Iqaluit is a newly-minted city where Inuit culture collides with a large transient population of young people who come to find work and make money. Signs of neocolonialism are everywhere, for example: the architecture – utilitarian, intriguing, ugly – and the trademark of the southerner in downtown Iqaliuit – the costly Canada Goose down jacket. These symbols are in sharp contrast to the vast stillness of the signature northern landscape, which stretches with the curve of the earth once your gaze passes the edges of town. Outside the city limits, the land offers evidence of thousands of years of Inuit livelihood, one that blends more seamlessly with the land than our military outpost-turned Canadian capital.
My paintings, based on photographs taken on daily walks, document a short period in Iqaluit’s twenty-year history as a Canadian capital. As a centre of life and culture, Iqaluit and the North are often overlooked except as a hot political topic.

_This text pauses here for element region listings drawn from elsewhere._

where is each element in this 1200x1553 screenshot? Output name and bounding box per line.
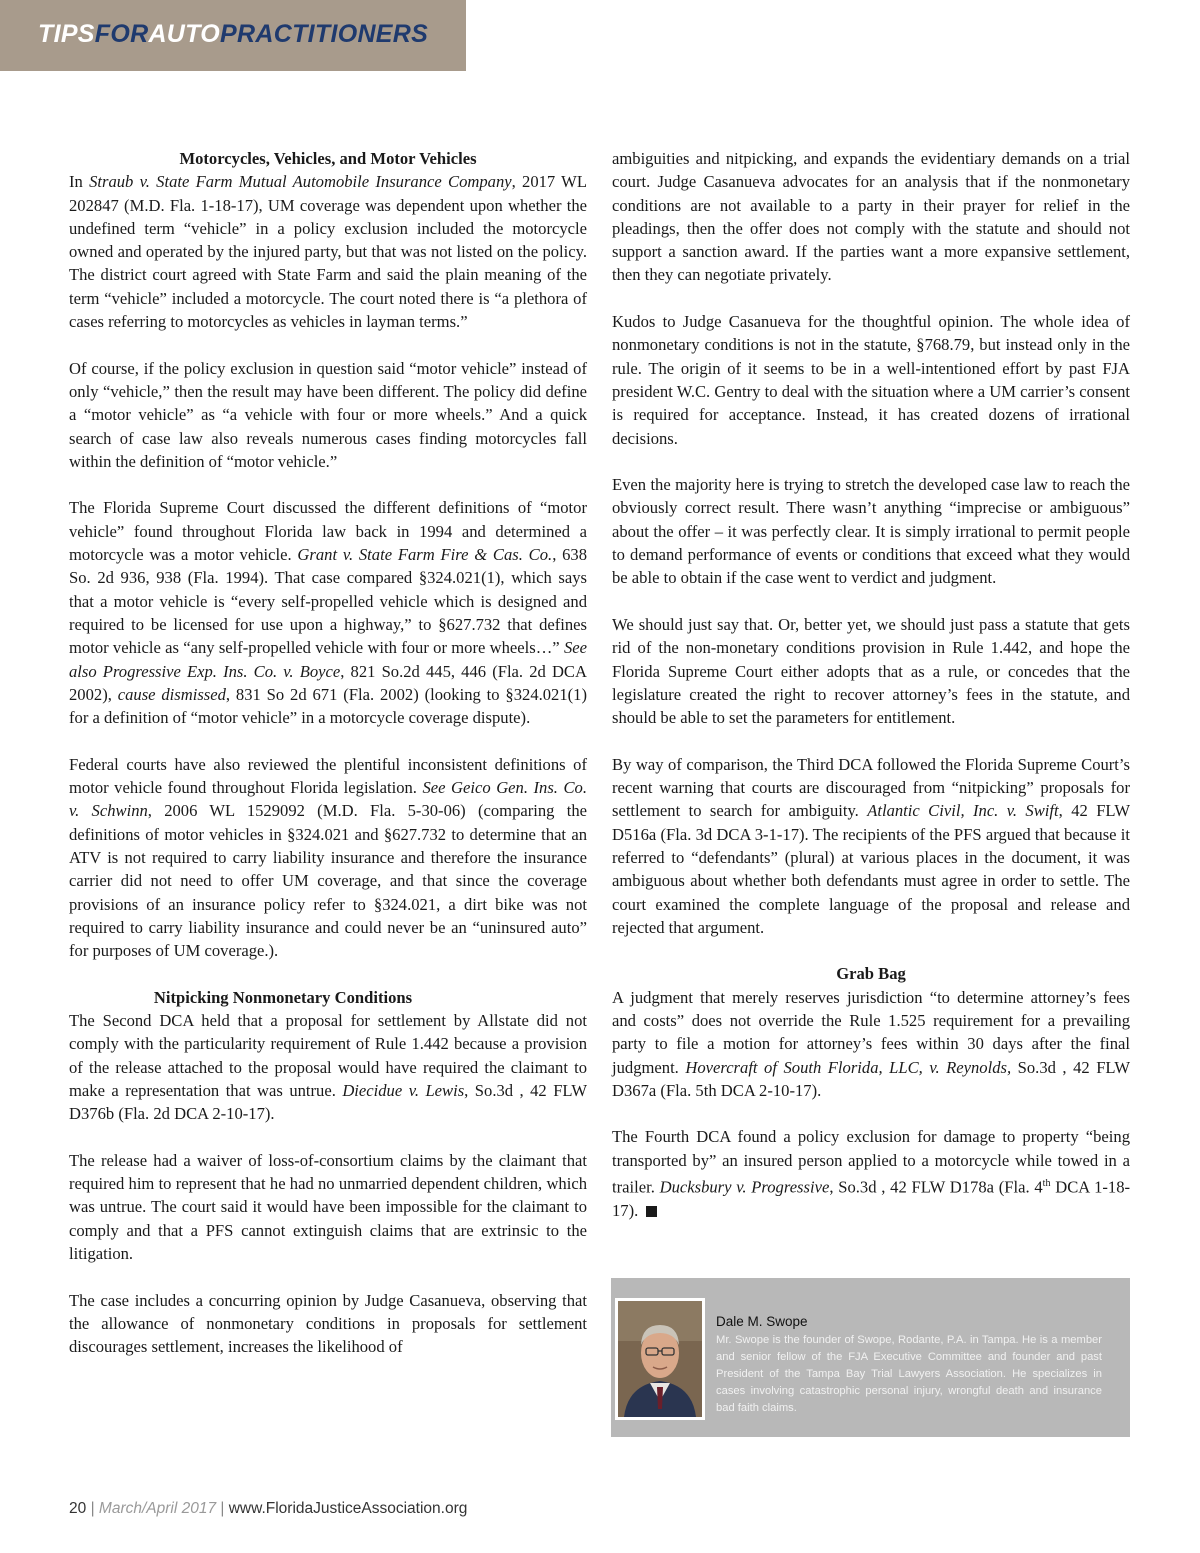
author-description: Mr. Swope is the founder of Swope, Rodante, P.A. in Tampa. He is a member and senior fellow of the FJA Executive Committee and founder and past President of the Tampa Bay Trial Lawyers Association. He specializes in cases involving catastrophic personal injury, wrongful death and insurance bad faith claims.: [716, 1334, 1102, 1414]
page-number: 20: [69, 1500, 87, 1517]
end-mark-icon: [646, 1206, 657, 1217]
paragraph: Kudos to Judge Casanueva for the thoughtful opinion. The whole idea of nonmonetary conditions is not in the statute, §768.79, but instead only in the rule. The origin of it seems to be in a well-intentioned effort by past FJA president W.C. Gentry to deal with the situation where a UM carrier’s consent is required for acceptance. Instead, it has created dozens of irrational decisions.: [612, 312, 1130, 448]
paragraph: The Florida Supreme Court discussed the different definitions of “motor vehicle” found throughout Florida law back in 1994 and determined a motorcycle was a motor vehicle. Grant v. State Farm Fire & Cas. Co., 638 So. 2d 936, 938 (Fla. 1994). That case compared §324.021(1), which says that a motor vehicle is “every self-propelled vehicle which is designed and required to be licensed for use upon a highway,” to §627.732 that defines motor vehicle as “any self-propelled vehicle with four or more wheels…” See also Progressive Exp. Ins. Co. v. Boyce, 821 So.2d 445, 446 (Fla. 2d DCA 2002), cause dismissed, 831 So 2d 671 (Fla. 2002) (looking to §324.021(1) for a definition of “motor vehicle” in a motorcycle coverage dispute).: [69, 498, 588, 728]
left-column: [69, 147, 587, 1382]
right-column: [612, 147, 1130, 1245]
paragraph: Even the majority here is trying to stretch the developed case law to reach the obviously correct result. There wasn’t anything “imprecise or ambiguous” about the offer – it was perfectly clear. It is simply irrational to permit people to demand performance of events or conditions that exceed what they would be able to obtain if the case went to verdict and judgment.: [612, 475, 1130, 588]
paragraph: In Straub v. State Farm Mutual Automobile Insurance Company, 2017 WL 202847 (M.D. Fla. 1-18-17), UM coverage was dependent upon whether the undefined term “vehicle” in a policy exclusion included the motorcycle owned and operated by the injured party, but that was not listed on the policy. The district court agreed with State Farm and said the plain meaning of the term “vehicle” included a motorcycle. The court noted there is “a plethora of cases referring to motorcycles as vehicles in layman terms.”: [69, 172, 587, 332]
paragraph: The Fourth DCA found a policy exclusion for damage to property “being transported by” an insured person applied to a motorcycle while towed in a trailer. Ducksbury v. Progressive, So.3d , 42 FLW D178a (Fla. 4th DCA 1-18-17).: [612, 1127, 1131, 1220]
issue-date: March/April 2017: [98, 1500, 217, 1517]
paragraph: The release had a waiver of loss-of-consortium claims by the claimant that required him to represent that he had no unmarried dependent children, which was untrue. The court said it would have been impossible for the claimant to comply and that a PFS cannot extinguish claims that are extrinsic to the litigation.: [69, 1150, 587, 1263]
heading-motorcycles: Motorcycles, Vehicles, and Motor Vehicles: [179, 149, 477, 168]
paragraph: ambiguities and nitpicking, and expands the evidentiary demands on a trial court. Judge Casanueva advocates for an analysis that if the nonmonetary conditions are not available to a party in their prayer for relief in the pleadings, then the offer does not comply with the statute and should not support a sanction award. If the parties want a more expansive settlement, then they can negotiate privately.: [612, 149, 1130, 285]
paragraph: Federal courts have also reviewed the plentiful inconsistent definitions of motor vehicle found throughout Florida legislation. See Geico Gen. Ins. Co. v. Schwinn, 2006 WL 1529092 (M.D. Fla. 5-30-06) (comparing the definitions of motor vehicles in §324.021 and §627.732 to determine that an ATV is not required to carry liability insurance and therefore the insurance carrier did not need to offer UM coverage, and that since the coverage provisions of an insurance policy refer to §324.021, a dirt bike was not required to carry liability insurance and could never be an “uninsured auto” for purposes of UM coverage.).: [69, 754, 588, 961]
portrait-icon: [618, 1301, 702, 1417]
heading-nitpicking: Nitpicking Nonmonetary Conditions: [153, 987, 413, 1007]
paragraph: By way of comparison, the Third DCA followed the Florida Supreme Court’s recent warning that courts are discouraged from “nitpicking” proposals for settlement to search for ambiguity. Atlantic Civil, Inc. v. Swift, 42 FLW D516a (Fla. 3d DCA 3-1-17). The recipients of the PFS argued that because it referred to “defendants” (plural) at various places in the document, it was ambiguous about whether both defendants must agree in order to settle. The court examined the complete language of the proposal and release and rejected that argument.: [612, 754, 1130, 937]
paragraph: The case includes a concurring opinion by Judge Casanueva, observing that the allowance of nonmonetary conditions in proposals for settlement discourages settlement, increases the likelihood of: [69, 1290, 587, 1357]
website-link[interactable]: www.FloridaJusticeAssociation.org: [228, 1500, 468, 1517]
author-name: Dale M. Swope: [716, 1314, 808, 1329]
paragraph: Of course, if the policy exclusion in question said “motor vehicle” instead of only “vehicle,” then the result may have been different. The policy did define a “motor vehicle” as “a vehicle with four or more wheels.” And a quick search of case law also reveals numerous cases finding motorcycles fall within the definition of “motor vehicle.”: [69, 358, 587, 471]
author-bio-box: [611, 1278, 1130, 1437]
section-title: TIPSFORAUTOPRACTITIONERS: [38, 20, 429, 48]
paragraph: We should just say that. Or, better yet, we should just pass a statute that gets rid of the non-monetary conditions provision in Rule 1.442, and hope the Florida Supreme Court either adopts that as a rule, or concedes that the legislature created the right to recover attorney’s fees in the statute, and should be able to set the parameters for entitlement.: [612, 614, 1130, 728]
page-footer: 20 | March/April 2017 | www.FloridaJusticeAssociation.org: [69, 1500, 468, 1517]
paragraph: The Second DCA held that a proposal for settlement by Allstate did not comply with the particularity requirement of Rule 1.442 because a provision of the release attached to the proposal would have required the claimant to make a representation that was untrue. Diecidue v. Lewis, So.3d , 42 FLW D376b (Fla. 2d DCA 2-10-17).: [69, 1010, 587, 1124]
author-photo: [615, 1298, 705, 1420]
heading-grab-bag: Grab Bag: [836, 964, 906, 984]
section-banner: [0, 0, 466, 71]
paragraph: A judgment that merely reserves jurisdiction “to determine attorney’s fees and costs” does not override the Rule 1.525 requirement for a prevailing party to file a motion for attorney’s fees within 30 days after the final judgment. Hovercraft of South Florida, LLC, v. Reynolds, So.3d , 42 FLW D367a (Fla. 5th DCA 2-10-17).: [612, 987, 1130, 1100]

I sought to unapologetically showcase the beauty of the place in my paintings, an aspect of the north that was both unexpected and inspiring. Beauty, a complex subject with deep and often complicated routes in Canadian landscape painting is inescapable in the north. Winter days are short and blindingly bright, with sunrises and sunsets lasting for hours. Just beyond Tim Hortons the shore ice rises and falls 12 meters with each tide, and on warmer days it sublimes before the sun disappears again, making way for the mercurial aurora borealis.